If this means that you’re not allowed to use any 3D graphics hardware, then OpenGL is not going to be helpful to you.
If it means that you’re not rendering in perspective 3D, then OpenGL can draw orthographics 3D just fine. And if you only use 1 z-value, it’s no different from 2D.
by purely 2D i just mean without any appearance of 3D. using modern graphics hardware is fine.
effectively i just want to set pixels in the frame buffer as fast as possible. how i do that is an open question.
the obvious approach is to draw the pixels to a texture each frame and render that on a screen-aligned quad, but i’m wondering if there’s a faster way if i want one texel to be exactly one pixel.

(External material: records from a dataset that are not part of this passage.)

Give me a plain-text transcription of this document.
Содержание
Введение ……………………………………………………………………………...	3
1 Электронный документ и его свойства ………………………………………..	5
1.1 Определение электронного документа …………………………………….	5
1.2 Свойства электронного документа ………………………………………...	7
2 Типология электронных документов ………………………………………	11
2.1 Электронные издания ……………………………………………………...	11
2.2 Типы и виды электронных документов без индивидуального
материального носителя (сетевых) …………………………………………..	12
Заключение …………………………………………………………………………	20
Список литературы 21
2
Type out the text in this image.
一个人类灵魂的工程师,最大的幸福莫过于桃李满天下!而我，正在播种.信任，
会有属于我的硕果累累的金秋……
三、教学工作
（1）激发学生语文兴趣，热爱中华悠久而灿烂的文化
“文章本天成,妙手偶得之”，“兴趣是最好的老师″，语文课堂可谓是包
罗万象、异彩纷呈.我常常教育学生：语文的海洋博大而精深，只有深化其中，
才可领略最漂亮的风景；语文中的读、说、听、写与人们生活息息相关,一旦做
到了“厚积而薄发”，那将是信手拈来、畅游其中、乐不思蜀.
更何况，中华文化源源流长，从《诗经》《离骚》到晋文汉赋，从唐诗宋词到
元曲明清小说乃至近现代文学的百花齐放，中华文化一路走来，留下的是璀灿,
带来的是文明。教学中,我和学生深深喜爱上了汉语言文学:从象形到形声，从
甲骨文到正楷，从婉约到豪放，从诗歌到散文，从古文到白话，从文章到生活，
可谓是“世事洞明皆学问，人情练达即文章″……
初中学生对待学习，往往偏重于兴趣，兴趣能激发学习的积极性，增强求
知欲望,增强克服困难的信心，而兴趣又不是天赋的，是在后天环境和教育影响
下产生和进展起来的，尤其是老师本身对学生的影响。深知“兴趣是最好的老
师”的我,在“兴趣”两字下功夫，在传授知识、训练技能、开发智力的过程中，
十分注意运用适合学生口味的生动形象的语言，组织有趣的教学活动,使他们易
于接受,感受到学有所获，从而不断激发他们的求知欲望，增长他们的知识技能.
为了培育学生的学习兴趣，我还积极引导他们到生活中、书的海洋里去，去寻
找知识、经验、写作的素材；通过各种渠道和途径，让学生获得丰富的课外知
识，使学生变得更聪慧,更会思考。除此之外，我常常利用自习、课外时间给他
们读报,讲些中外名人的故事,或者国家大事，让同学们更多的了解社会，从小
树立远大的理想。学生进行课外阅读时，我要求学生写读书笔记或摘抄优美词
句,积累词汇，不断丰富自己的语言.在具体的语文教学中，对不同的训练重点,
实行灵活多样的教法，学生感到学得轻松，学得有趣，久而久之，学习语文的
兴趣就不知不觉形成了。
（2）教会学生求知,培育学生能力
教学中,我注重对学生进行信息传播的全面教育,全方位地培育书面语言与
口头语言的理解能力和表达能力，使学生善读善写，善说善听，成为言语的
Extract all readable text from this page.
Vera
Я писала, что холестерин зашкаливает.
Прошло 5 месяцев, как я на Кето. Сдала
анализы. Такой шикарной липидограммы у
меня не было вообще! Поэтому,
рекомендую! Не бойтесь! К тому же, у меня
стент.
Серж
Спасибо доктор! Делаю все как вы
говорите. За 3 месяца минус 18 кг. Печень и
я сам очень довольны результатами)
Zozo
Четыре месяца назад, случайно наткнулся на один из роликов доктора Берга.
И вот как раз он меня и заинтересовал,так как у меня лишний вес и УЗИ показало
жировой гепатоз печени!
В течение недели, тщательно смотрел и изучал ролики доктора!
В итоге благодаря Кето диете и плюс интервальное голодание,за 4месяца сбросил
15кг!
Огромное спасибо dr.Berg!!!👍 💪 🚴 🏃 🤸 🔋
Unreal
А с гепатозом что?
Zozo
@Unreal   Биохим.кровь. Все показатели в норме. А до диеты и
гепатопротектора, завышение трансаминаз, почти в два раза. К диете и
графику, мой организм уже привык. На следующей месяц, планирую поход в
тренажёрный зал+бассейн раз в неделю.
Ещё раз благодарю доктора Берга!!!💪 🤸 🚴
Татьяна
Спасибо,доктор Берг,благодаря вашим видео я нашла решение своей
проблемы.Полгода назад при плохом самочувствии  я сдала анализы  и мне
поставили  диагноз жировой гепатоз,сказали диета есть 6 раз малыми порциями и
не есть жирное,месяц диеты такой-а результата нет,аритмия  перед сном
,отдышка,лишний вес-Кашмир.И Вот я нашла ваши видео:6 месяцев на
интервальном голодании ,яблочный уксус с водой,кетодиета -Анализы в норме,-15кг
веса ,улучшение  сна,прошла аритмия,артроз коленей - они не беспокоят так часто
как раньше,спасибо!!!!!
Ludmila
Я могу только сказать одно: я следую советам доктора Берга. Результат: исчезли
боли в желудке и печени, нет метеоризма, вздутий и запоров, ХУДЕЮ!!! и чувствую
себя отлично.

(i’ll probably go with the texture route anyhow since it can be wrapped on geometry, but i thought openGL might let you just write straight to the frameBuffer)
The best way to do 2D through OpenGL is to do it all through OpenGL. I don’t mean just displaying a finished image. I mean generating that image in OpenGL.
If you’re just wanting to display some image you loaded off of disk, that’s fine. But if you’re doing some 2D rendering (sprite graphics, line drawing, whatever), you should be using OpenGL to do that rendering.
I’m a bit aesthetically underwhelmed by some of the demos there, but maybe it’s because i haven’t compiled most them yet.
I might be able to use GPUs to do the actual math via texture look-ups and such, but for starters i’m just going to do the crunch in CPU and dump it to a texture (or the frame buffer, if SDL allows that)
Doing a 2d-look is very simple in OpenGL - you just fix your camera above the scene and do your lighting with several tiled textures. I tried it out some time ago - great quality, very simple and lighting fast! As said above, it will limit your target audiency thought…
BTW, already baldurs gate 2 was rendered using OpenGL for images! They rendered textured squads to represent the world and the characters.